Some of the problems with not being able to exclude deleted stories:
- Stories on the site all have a 'series' tag (e.g. MLP-FiM or EQG), but there's ~45k fics in the archive that don't have one. Many of those seem to be old deleted stories, but there's no reliable way to know.
- Note that there are also non-deleted stories that have inconsistent tags! Story 31718 has the MLP:FiM tag on the site, but not in the archive
- The non-story data won't be up to date: the author object will be full of NULL values on some stories, but not others (even though the author's account is still active).
- It makes it harder to use fimfarchive as a data source in general. For example I saw the search GUI that works offline, but if I wanted something like this as a webpage that links to the real site, I'd need a way to filter dead links.

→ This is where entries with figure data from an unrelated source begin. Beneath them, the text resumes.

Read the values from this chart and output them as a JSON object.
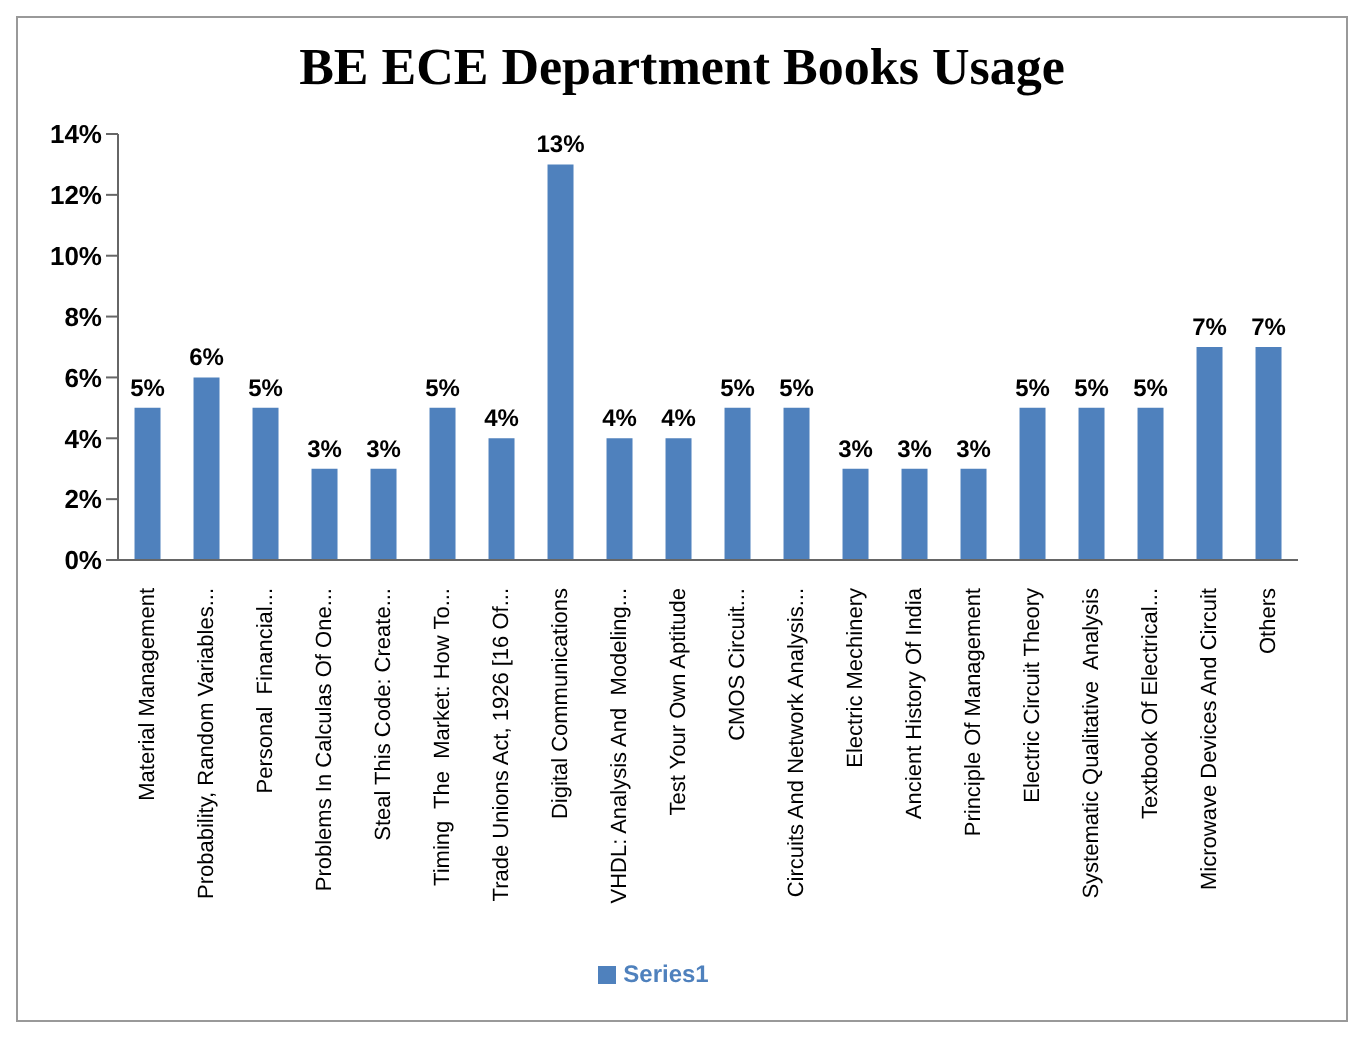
{
  "chart_data": {
    "type": "bar",
    "title": "BE ECE Department Books Usage",
    "categories": [
      "Material Management",
      "Probability, Random Variables...",
      "Personal  Financial...",
      "Problems In Calculas Of One...",
      "Steal This Code: Create...",
      "Timing  The  Market: How To...",
      "Trade Unions Act, 1926 [16 Of...",
      "Digital Communications",
      "VHDL: Analysis And  Modeling...",
      "Test Your Own Aptitude",
      "CMOS Circuit...",
      "Circuits And Network Analysis...",
      "Electric Mechinery",
      "Ancient History Of India",
      "Principle Of Management",
      "Electric Circuit Theory",
      "Systematic Qualitative  Analysis",
      "Textbook Of Electrical...",
      "Microwave Devices And Circuit",
      "Others"
    ],
    "series": [
      {
        "name": "Series1",
        "color": "#4f81bd",
        "values": [
          5,
          6,
          5,
          3,
          3,
          5,
          4,
          13,
          4,
          4,
          5,
          5,
          3,
          3,
          3,
          5,
          5,
          5,
          7,
          7
        ],
        "value_labels": [
          "5%",
          "6%",
          "5%",
          "3%",
          "3%",
          "5%",
          "4%",
          "13%",
          "4%",
          "4%",
          "5%",
          "5%",
          "3%",
          "3%",
          "3%",
          "5%",
          "5%",
          "5%",
          "7%",
          "7%"
        ]
      }
    ],
    "ylim": [
      0,
      14
    ],
    "yticks": [
      {
        "value": 0,
        "label": "0%"
      },
      {
        "value": 2,
        "label": "2%"
      },
      {
        "value": 4,
        "label": "4%"
      },
      {
        "value": 6,
        "label": "6%"
      },
      {
        "value": 8,
        "label": "8%"
      },
      {
        "value": 10,
        "label": "10%"
      },
      {
        "value": 12,
        "label": "12%"
      },
      {
        "value": 14,
        "label": "14%"
      }
    ],
    "grid": false,
    "legend": "bottom"
  }
}
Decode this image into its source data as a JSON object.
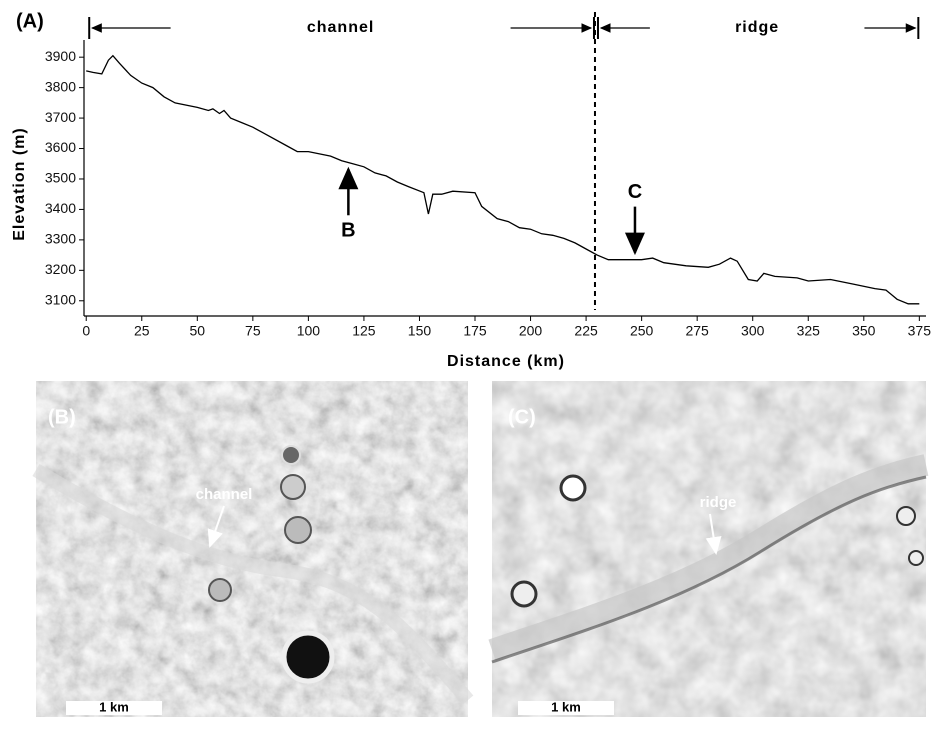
{
  "chart_data": {
    "type": "line",
    "panel_label": "(A)",
    "xlabel": "Distance (km)",
    "ylabel": "Elevation (m)",
    "x": [
      0,
      3,
      7,
      10,
      12,
      15,
      20,
      25,
      30,
      35,
      40,
      50,
      55,
      57,
      60,
      62,
      65,
      70,
      75,
      80,
      90,
      95,
      100,
      110,
      115,
      120,
      125,
      130,
      135,
      140,
      145,
      152,
      154,
      156,
      160,
      165,
      175,
      178,
      185,
      190,
      195,
      200,
      205,
      210,
      215,
      220,
      225,
      230,
      235,
      245,
      250,
      255,
      260,
      270,
      280,
      285,
      290,
      293,
      298,
      302,
      305,
      310,
      320,
      325,
      335,
      345,
      355,
      360,
      365,
      370,
      375
    ],
    "values": [
      3855,
      3850,
      3845,
      3890,
      3905,
      3880,
      3840,
      3815,
      3800,
      3770,
      3750,
      3735,
      3725,
      3730,
      3715,
      3725,
      3700,
      3685,
      3670,
      3650,
      3610,
      3590,
      3590,
      3575,
      3560,
      3550,
      3540,
      3520,
      3510,
      3490,
      3475,
      3455,
      3385,
      3450,
      3450,
      3460,
      3455,
      3410,
      3370,
      3360,
      3340,
      3335,
      3320,
      3315,
      3305,
      3290,
      3270,
      3250,
      3235,
      3235,
      3235,
      3240,
      3225,
      3215,
      3210,
      3220,
      3240,
      3230,
      3170,
      3165,
      3190,
      3180,
      3175,
      3165,
      3170,
      3155,
      3140,
      3135,
      3105,
      3090,
      3090
    ],
    "color": "#000000",
    "xlim": [
      -1,
      378
    ],
    "ylim": [
      3050,
      3940
    ],
    "xticks": [
      0,
      25,
      50,
      75,
      100,
      125,
      150,
      175,
      200,
      225,
      250,
      275,
      300,
      325,
      350,
      375
    ],
    "yticks": [
      3100,
      3200,
      3300,
      3400,
      3500,
      3600,
      3700,
      3800,
      3900
    ],
    "divider_x": 229,
    "spans": [
      {
        "text": "channel",
        "from": 0,
        "to": 229
      },
      {
        "text": "ridge",
        "from": 229,
        "to": 375
      }
    ],
    "annotations": [
      {
        "text": "B",
        "x": 118,
        "y": 3545,
        "direction": "up"
      },
      {
        "text": "C",
        "x": 247,
        "y": 3245,
        "direction": "down"
      }
    ]
  },
  "panels": [
    {
      "label": "(B)",
      "feature": "channel",
      "scale": "1 km"
    },
    {
      "label": "(C)",
      "feature": "ridge",
      "scale": "1 km"
    }
  ]
}
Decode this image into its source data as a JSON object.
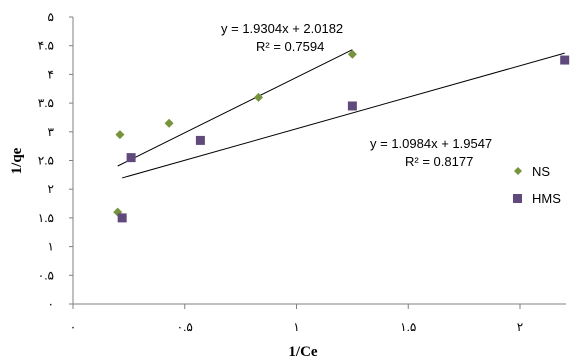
{
  "chart_data": {
    "type": "scatter",
    "xlabel": "1/Ce",
    "ylabel": "1/qe",
    "xlim": [
      0,
      2.2
    ],
    "ylim": [
      0,
      5
    ],
    "x_ticks": [
      {
        "value": 0,
        "label": "۰"
      },
      {
        "value": 0.5,
        "label": "۰.۵"
      },
      {
        "value": 1,
        "label": "۱"
      },
      {
        "value": 1.5,
        "label": "۱.۵"
      },
      {
        "value": 2,
        "label": "۲"
      }
    ],
    "y_ticks": [
      {
        "value": 0,
        "label": "۰"
      },
      {
        "value": 0.5,
        "label": "۰.۵"
      },
      {
        "value": 1,
        "label": "۱"
      },
      {
        "value": 1.5,
        "label": "۱.۵"
      },
      {
        "value": 2,
        "label": "۲"
      },
      {
        "value": 2.5,
        "label": "۲.۵"
      },
      {
        "value": 3,
        "label": "۳"
      },
      {
        "value": 3.5,
        "label": "۳.۵"
      },
      {
        "value": 4,
        "label": "۴"
      },
      {
        "value": 4.5,
        "label": "۴.۵"
      },
      {
        "value": 5,
        "label": "۵"
      }
    ],
    "grid": false,
    "legend_position": "right",
    "series": [
      {
        "name": "NS",
        "marker": "diamond",
        "color": "#77933c",
        "points": [
          [
            0.2,
            1.6
          ],
          [
            0.21,
            2.95
          ],
          [
            0.43,
            3.15
          ],
          [
            0.83,
            3.6
          ],
          [
            1.25,
            4.35
          ]
        ],
        "trendline": {
          "slope": 1.9304,
          "intercept": 2.0182,
          "x_range": [
            0.2,
            1.25
          ],
          "equation": "y = 1.9304x + 2.0182",
          "r2": "R² = 0.7594"
        }
      },
      {
        "name": "HMS",
        "marker": "square",
        "color": "#604a7b",
        "points": [
          [
            0.22,
            1.5
          ],
          [
            0.26,
            2.55
          ],
          [
            0.57,
            2.85
          ],
          [
            1.25,
            3.45
          ],
          [
            2.2,
            4.25
          ]
        ],
        "trendline": {
          "slope": 1.0984,
          "intercept": 1.9547,
          "x_range": [
            0.22,
            2.2
          ],
          "equation": "y = 1.0984x + 1.9547",
          "r2": "R² = 0.8177"
        }
      }
    ]
  }
}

So, is it intended that status
, submitted
and published
are always truthy?
Is there a way to filter out deleted fics that I missed, and is it normal that some of the non-deleted fics' tags don't match what's on the site?
All of the metadata (except for archive
) come directly from Fimfiction. So, when something goes missing it's essentially frozen in time. It's not really by design, but I just haven't done all that much when it comes to cleaning things up.

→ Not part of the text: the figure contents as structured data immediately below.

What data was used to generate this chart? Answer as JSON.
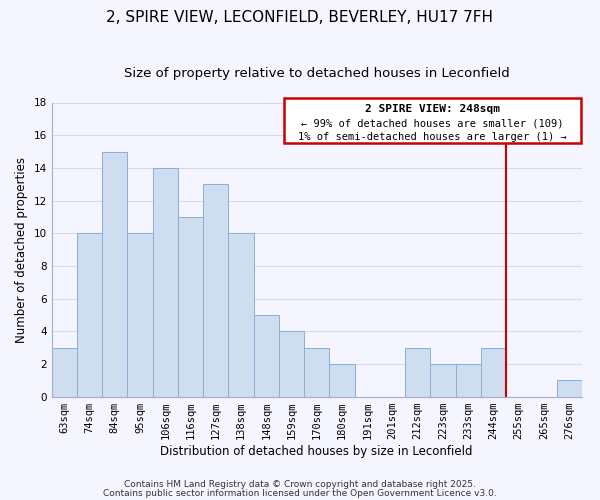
{
  "title": "2, SPIRE VIEW, LECONFIELD, BEVERLEY, HU17 7FH",
  "subtitle": "Size of property relative to detached houses in Leconfield",
  "xlabel": "Distribution of detached houses by size in Leconfield",
  "ylabel": "Number of detached properties",
  "bar_labels": [
    "63sqm",
    "74sqm",
    "84sqm",
    "95sqm",
    "106sqm",
    "116sqm",
    "127sqm",
    "138sqm",
    "148sqm",
    "159sqm",
    "170sqm",
    "180sqm",
    "191sqm",
    "201sqm",
    "212sqm",
    "223sqm",
    "233sqm",
    "244sqm",
    "255sqm",
    "265sqm",
    "276sqm"
  ],
  "bar_values": [
    3,
    10,
    15,
    10,
    14,
    11,
    13,
    10,
    5,
    4,
    3,
    2,
    0,
    0,
    3,
    2,
    2,
    3,
    0,
    0,
    1
  ],
  "bar_color": "#cfddf0",
  "bar_edge_color": "#8aaed4",
  "background_color": "#f5f5ff",
  "grid_color": "#d8d8e8",
  "ylim": [
    0,
    18
  ],
  "yticks": [
    0,
    2,
    4,
    6,
    8,
    10,
    12,
    14,
    16,
    18
  ],
  "property_line_color": "#cc0000",
  "annotation_title": "2 SPIRE VIEW: 248sqm",
  "annotation_line1": "← 99% of detached houses are smaller (109)",
  "annotation_line2": "1% of semi-detached houses are larger (1) →",
  "annotation_box_color": "#cc0000",
  "footer_line1": "Contains HM Land Registry data © Crown copyright and database right 2025.",
  "footer_line2": "Contains public sector information licensed under the Open Government Licence v3.0.",
  "title_fontsize": 11,
  "subtitle_fontsize": 9.5,
  "axis_label_fontsize": 8.5,
  "tick_fontsize": 7.5,
  "annotation_fontsize": 8,
  "footer_fontsize": 6.5
}
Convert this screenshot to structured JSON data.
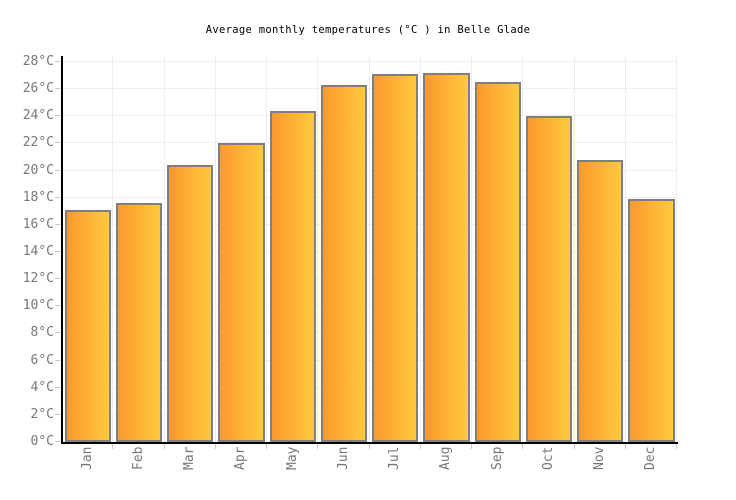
{
  "title": "Average monthly temperatures (°C ) in Belle Glade",
  "chart_data": {
    "type": "bar",
    "title": "Average monthly temperatures (°C ) in Belle Glade",
    "categories": [
      "Jan",
      "Feb",
      "Mar",
      "Apr",
      "May",
      "Jun",
      "Jul",
      "Aug",
      "Sep",
      "Oct",
      "Nov",
      "Dec"
    ],
    "values": [
      17.1,
      17.6,
      20.4,
      22.0,
      24.4,
      26.3,
      27.1,
      27.2,
      26.5,
      24.0,
      20.8,
      17.9
    ],
    "xlabel": "",
    "ylabel": "",
    "ylim": [
      0,
      28
    ],
    "ytick_step": 2,
    "ytick_suffix": "°C",
    "grid": true,
    "legend": "none",
    "colors": {
      "bar_gradient_left": "#fc992d",
      "bar_gradient_right": "#ffc93e",
      "bar_border": "#7f7f7f",
      "grid_line": "#ededed",
      "tick_mark": "#cccccc",
      "axis_line": "#000000",
      "axis_label": "#777777",
      "title_text": "#000000",
      "background": "#ffffff"
    }
  }
}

There is a way for you to filter out stories that are no longer available though! You can do this by looking in to the (somewhat poorly named) timestamps in archive
. Note that some of these are null
since I haven't retroactively added things such as creation dates.
date_checked
: When did we last try to update the story?date_created
: When was the story added to the archive?date_fetched
: When was the last update of the metadata?date_updated
: When was the last update of the content?
The other timestamps will exactly match date_checked
if a change happened for that version of the archive. So, to check if a story was publicly available on Fimfiction you could compare date_checked
to date_fetched
.
>>> from fimfarchive.fetchers import FimfarchiveFetcher
>>>
>>> def was_available(story):
... archive = story.meta['archive']
... date_checked = archive['date_checked']
... date_fetched = archive['date_fetched']
...
... return date_checked == date_fetched
...
>>>
>>> fetcher = FimfarchiveFetcher('fimfarchive.zip')
>>> sum(1 for story in fetcher if was_available(story))
131322
Hope that helps!
Also, I'll be looking into story 31718.
It seems you might have found a rather significant bug, so thank you!
Thanks, date_fetched and date_checked sound like exactly what I need!
I am curious about the case of 31718, but ultimately if it's limited to the series tag that's something I can deal with by just assuming any fic without one is automatically 'MLP-FiM' (I assume that's what Fimfic did retroactively).
I kept track of 31718
during the last archive update, and it seems to have updated fine without me doing anything. I believe what happened was that the story had been unpublished for a while. It probably got published again some time after the previous release.
There seem to be comments hinting at that as well!